Using the Kalman gain, the state vectors and state variances of the construction equipment from the Kalman prediction can be updated using Eqs. (10) and (11). And the updated OABB information of the construction equipment considering temporal detection information can be set as the final tracked enclosing contour of the *k*^{th} frame.

$${\mathbf{x}}_{k} {\mathbf{ = \hat{x}}}_{{k{|}k - 1}} {\mathbf{ + \kappa }}_{k} {\mathbf{(z}}_{k} {\mathbf{ - H\hat{x}}}_{k} {\mathbf{)}}$$

(10)

$${\mathbf{P}}_{k} {\mathbf{ = }}\left( {{\mathbf{I - \kappa }}_{k} {\mathbf{H}}} \right){\hat{\mathbf{P}}}_{k|k - 1}$$

(11)

### Tracking ID managing

The allocation of construction equipment IDs is a core issue in multiple construction equipment tracking. Most HBB-based tracking methods lead to the overlapping of boxes for multiple objects, resulting in a high complexity in the data associations between frames. For the OABB represented construction equipment, there is hardly no overlap between the OABBs. Therefore, this research employs the IOU of the OABB as the indicator for the ID managing part (calculated by Eq. (12)).

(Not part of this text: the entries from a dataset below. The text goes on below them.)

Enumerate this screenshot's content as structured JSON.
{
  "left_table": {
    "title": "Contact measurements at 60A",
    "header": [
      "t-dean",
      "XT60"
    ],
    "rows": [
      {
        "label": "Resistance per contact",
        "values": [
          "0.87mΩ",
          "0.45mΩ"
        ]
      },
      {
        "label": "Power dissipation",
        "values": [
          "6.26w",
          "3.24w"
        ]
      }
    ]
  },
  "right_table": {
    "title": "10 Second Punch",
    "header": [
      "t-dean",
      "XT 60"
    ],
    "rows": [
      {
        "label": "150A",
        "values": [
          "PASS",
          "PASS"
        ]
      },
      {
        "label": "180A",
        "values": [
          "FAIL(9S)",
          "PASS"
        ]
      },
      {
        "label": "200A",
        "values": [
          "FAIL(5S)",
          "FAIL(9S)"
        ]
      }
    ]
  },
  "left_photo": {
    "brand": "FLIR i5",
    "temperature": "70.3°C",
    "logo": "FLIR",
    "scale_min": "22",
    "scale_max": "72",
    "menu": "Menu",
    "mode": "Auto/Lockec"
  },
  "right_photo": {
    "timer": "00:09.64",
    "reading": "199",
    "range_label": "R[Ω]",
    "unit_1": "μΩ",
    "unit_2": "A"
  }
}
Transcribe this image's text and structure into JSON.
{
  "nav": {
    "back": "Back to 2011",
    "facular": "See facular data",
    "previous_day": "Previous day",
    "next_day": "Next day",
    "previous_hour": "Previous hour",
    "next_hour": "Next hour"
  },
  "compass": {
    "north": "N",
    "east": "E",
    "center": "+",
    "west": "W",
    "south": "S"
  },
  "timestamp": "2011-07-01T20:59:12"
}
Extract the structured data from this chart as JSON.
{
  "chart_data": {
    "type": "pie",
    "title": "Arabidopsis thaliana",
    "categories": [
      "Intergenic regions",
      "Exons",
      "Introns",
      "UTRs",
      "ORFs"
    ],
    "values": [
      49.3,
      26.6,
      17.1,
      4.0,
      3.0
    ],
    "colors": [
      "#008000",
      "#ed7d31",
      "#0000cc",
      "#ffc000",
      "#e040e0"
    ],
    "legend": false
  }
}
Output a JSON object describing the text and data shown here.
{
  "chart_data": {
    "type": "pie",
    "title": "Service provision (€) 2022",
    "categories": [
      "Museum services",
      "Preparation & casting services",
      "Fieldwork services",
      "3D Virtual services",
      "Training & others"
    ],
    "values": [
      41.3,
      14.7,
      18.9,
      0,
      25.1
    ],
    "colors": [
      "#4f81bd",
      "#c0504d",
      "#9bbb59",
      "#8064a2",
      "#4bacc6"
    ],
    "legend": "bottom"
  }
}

$$I(U\left(a,b\right)=\frac{OABB_a\bigcap oABB_b}{OABB_a\bigcup AAB_b}$$

(12)

The ID allocation of construction equipment can be divided into three states: add, keep, and delete. The result of the detected contours and that of the predicted contours are used to calculate the IOU. When the ratio is greater than the pre-setting threshold (*IOU*_{t}), the situation is denoted as 'matched'; otherwise, it is denoted as 'unmatched'. When there is an unmatched detected contour and the situation lasts for three consecutive frames, a new equipment ID should be added. When there is an unmatched predicted contour and the situation lasts for three consecutive frames, the corresponding equipment ID should be deleted. The matched detected OABB is used as the measurement for participating in the Kalman update to generate the final tracked contour, and the corresponding equipment ID is maintained.